I spend a lot of time keeping up with the news and pretty much every day I read of police raids that are botched and brutal.  In an article written for the CATO Institute, writer Radley Balko notes,Americans have long maintained that a man’s home is his castle . . .unfortunately . . .over the last 25 years, America has seen a disturbing militarization of its civilian law enforcement, along with a dramatic and unsettling rise in the use of paramilitary police units (most commonly called Special Weapons and Tactics, or SWAT) for routine police work.”

“Special” once, maybe, but now less special more routine.  Just a quick Google turns up three of many similar citations:

—Police are often amped up for a SWAT-style raid, and suspects or innocent people behind the wrong door often believe that they are being attacked. (businessinsider.com).

—Federal court case launched after a SWAT team burst into the wrong house, shot the family dog, handcuffed the children and forced them to “sit next to the carcass of their dead and bloody pet for more than an hour.” (WND.com)

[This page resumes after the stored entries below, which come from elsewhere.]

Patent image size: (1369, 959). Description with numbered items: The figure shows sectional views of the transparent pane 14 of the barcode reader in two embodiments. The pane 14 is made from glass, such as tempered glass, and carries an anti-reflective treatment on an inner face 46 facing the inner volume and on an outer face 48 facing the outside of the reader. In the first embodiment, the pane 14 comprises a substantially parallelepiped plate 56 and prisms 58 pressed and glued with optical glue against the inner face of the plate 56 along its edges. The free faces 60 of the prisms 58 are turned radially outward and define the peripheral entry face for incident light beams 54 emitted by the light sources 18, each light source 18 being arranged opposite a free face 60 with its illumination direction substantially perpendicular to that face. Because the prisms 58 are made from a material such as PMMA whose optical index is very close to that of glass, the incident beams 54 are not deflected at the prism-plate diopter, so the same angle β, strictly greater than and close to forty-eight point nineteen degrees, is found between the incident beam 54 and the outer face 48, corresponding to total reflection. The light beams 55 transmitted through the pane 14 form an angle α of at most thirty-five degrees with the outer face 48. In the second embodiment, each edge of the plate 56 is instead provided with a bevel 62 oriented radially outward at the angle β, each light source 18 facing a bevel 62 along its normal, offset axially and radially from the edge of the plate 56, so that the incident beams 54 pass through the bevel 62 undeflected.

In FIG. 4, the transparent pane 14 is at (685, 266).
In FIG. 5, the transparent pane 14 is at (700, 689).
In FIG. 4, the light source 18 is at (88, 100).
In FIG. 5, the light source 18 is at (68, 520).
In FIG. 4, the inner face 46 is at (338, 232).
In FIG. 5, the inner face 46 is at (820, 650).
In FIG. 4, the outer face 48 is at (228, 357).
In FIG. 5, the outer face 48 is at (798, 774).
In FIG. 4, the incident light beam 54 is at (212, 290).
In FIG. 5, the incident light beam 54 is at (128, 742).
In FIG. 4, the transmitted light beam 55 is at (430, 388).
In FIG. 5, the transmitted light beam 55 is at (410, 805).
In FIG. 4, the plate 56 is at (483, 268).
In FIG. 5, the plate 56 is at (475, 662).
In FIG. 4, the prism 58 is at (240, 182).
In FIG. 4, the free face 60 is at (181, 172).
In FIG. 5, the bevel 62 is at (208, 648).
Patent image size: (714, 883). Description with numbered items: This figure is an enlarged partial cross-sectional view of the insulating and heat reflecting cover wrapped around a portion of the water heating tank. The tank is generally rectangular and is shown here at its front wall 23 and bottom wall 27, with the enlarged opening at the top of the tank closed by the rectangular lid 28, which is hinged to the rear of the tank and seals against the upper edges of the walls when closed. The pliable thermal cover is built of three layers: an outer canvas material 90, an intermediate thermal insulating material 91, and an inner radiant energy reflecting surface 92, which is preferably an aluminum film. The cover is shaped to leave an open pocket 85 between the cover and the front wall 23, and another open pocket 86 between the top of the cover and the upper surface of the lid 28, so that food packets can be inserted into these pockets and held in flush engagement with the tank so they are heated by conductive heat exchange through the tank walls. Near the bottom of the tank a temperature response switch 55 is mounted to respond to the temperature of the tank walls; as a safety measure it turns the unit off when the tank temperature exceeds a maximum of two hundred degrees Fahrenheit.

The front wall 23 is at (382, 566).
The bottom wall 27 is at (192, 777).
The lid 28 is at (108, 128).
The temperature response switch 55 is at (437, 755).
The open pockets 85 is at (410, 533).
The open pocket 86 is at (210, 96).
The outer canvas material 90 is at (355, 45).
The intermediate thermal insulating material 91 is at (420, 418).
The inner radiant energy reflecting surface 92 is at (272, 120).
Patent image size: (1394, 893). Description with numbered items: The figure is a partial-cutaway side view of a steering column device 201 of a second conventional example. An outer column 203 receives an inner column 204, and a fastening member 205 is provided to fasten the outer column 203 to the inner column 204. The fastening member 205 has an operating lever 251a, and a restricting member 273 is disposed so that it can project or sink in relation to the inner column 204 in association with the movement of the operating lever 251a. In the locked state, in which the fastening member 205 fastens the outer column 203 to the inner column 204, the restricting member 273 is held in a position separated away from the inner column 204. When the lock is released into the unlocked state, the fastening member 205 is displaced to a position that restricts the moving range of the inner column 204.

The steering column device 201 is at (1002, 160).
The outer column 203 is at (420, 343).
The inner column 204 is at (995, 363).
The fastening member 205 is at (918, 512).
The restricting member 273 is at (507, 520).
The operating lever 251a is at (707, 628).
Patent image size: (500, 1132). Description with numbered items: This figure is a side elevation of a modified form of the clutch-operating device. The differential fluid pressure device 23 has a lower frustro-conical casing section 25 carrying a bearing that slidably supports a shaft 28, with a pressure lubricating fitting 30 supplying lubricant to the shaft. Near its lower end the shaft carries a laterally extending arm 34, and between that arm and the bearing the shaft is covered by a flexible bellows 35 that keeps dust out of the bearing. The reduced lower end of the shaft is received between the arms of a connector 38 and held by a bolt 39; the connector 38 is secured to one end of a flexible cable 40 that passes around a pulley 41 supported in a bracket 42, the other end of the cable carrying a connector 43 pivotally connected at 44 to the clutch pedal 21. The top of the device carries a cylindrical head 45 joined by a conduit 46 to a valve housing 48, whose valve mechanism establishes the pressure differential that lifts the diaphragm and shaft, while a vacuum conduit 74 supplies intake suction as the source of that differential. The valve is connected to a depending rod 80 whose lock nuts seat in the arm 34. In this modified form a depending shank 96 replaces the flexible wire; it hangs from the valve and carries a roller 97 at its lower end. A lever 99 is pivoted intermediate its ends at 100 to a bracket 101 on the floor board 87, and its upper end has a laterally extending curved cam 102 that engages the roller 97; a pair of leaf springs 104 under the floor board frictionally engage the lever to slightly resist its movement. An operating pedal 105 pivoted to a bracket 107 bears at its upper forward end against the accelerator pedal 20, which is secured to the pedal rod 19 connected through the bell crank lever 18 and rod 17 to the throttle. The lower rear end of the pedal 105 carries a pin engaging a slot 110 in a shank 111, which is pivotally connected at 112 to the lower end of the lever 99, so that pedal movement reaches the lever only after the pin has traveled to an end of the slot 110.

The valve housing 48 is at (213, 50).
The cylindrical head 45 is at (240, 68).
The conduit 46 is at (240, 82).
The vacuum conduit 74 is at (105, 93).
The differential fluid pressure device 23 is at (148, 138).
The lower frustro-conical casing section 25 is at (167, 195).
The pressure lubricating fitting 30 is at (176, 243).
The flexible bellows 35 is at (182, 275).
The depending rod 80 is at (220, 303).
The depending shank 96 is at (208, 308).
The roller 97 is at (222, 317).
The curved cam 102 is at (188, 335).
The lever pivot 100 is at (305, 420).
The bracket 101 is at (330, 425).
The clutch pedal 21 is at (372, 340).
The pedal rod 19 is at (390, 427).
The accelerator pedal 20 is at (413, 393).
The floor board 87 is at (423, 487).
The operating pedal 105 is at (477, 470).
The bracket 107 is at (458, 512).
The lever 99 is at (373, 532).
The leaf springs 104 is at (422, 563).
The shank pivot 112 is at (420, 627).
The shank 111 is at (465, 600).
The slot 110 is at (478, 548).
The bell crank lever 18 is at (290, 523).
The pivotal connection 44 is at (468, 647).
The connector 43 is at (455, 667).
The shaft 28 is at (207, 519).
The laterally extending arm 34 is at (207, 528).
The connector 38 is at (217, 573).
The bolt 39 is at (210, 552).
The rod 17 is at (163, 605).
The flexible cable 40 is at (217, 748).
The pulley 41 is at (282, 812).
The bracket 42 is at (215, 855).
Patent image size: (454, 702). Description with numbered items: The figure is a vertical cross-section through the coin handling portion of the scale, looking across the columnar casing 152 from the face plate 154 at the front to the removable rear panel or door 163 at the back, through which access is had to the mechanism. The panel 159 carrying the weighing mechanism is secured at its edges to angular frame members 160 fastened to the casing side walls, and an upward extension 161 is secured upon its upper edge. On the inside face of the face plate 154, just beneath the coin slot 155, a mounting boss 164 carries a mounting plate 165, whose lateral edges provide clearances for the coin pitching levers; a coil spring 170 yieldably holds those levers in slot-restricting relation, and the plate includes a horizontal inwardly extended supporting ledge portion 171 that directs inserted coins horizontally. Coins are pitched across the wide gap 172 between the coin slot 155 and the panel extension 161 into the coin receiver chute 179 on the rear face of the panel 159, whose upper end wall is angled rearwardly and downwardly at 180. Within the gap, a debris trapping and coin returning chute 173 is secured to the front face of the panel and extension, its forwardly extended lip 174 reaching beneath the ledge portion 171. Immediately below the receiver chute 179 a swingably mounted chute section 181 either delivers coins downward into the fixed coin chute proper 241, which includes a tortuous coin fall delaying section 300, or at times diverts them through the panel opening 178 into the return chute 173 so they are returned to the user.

—A small organic farm in Arlington, TX, was the target of a massive police action last week that included aerial surveillance, a SWAT raid and a 10-hour search (which found no violations). (Huffington Post 8/15/13).

What we’re talking about is not traditional police work and tactics. We’re talking about police forces becoming domestic armies, and the mindset of armies is not to protect citizens, but to destroy enemies. It’s a mindset that can result in ruthless acts of brutality as in the recent case of a woman in Tallahassee, FL who wound up after a police stop with injuries requiring reconstructive facial surgery. (The Tallahassee Democrat, 9/10/2013. Again, such incidents are reported with more and more frequency.

This trend to militarize community police forces is something many of us turn a blind eye to, but it has upset Col. Peter Marino, a former marine who served in Iraq helping to build the Iraqi army.  Marino, in impassioned remarks at a Concord, NH council meeting said (and being in the army-building business he should know), “What we’re doing here, and let’s not kid about it, is we’re building a domestic army . . .We’re building an Army over here and I can’t believe people aren’t seeing it, is everybody blind?”

Play Marino’s remarks over news footage of black-helmeted, flak-jacketed cadres of the local infantry in high-laced boots with “POLICE” written on their backs, pouring out of armored personnel carriers with heavy munitions surrounding demonstrators exercising their right to congregate, and my bad dream of domestic armies becomes more than a personal nightmare. Did Bin Laden win after all?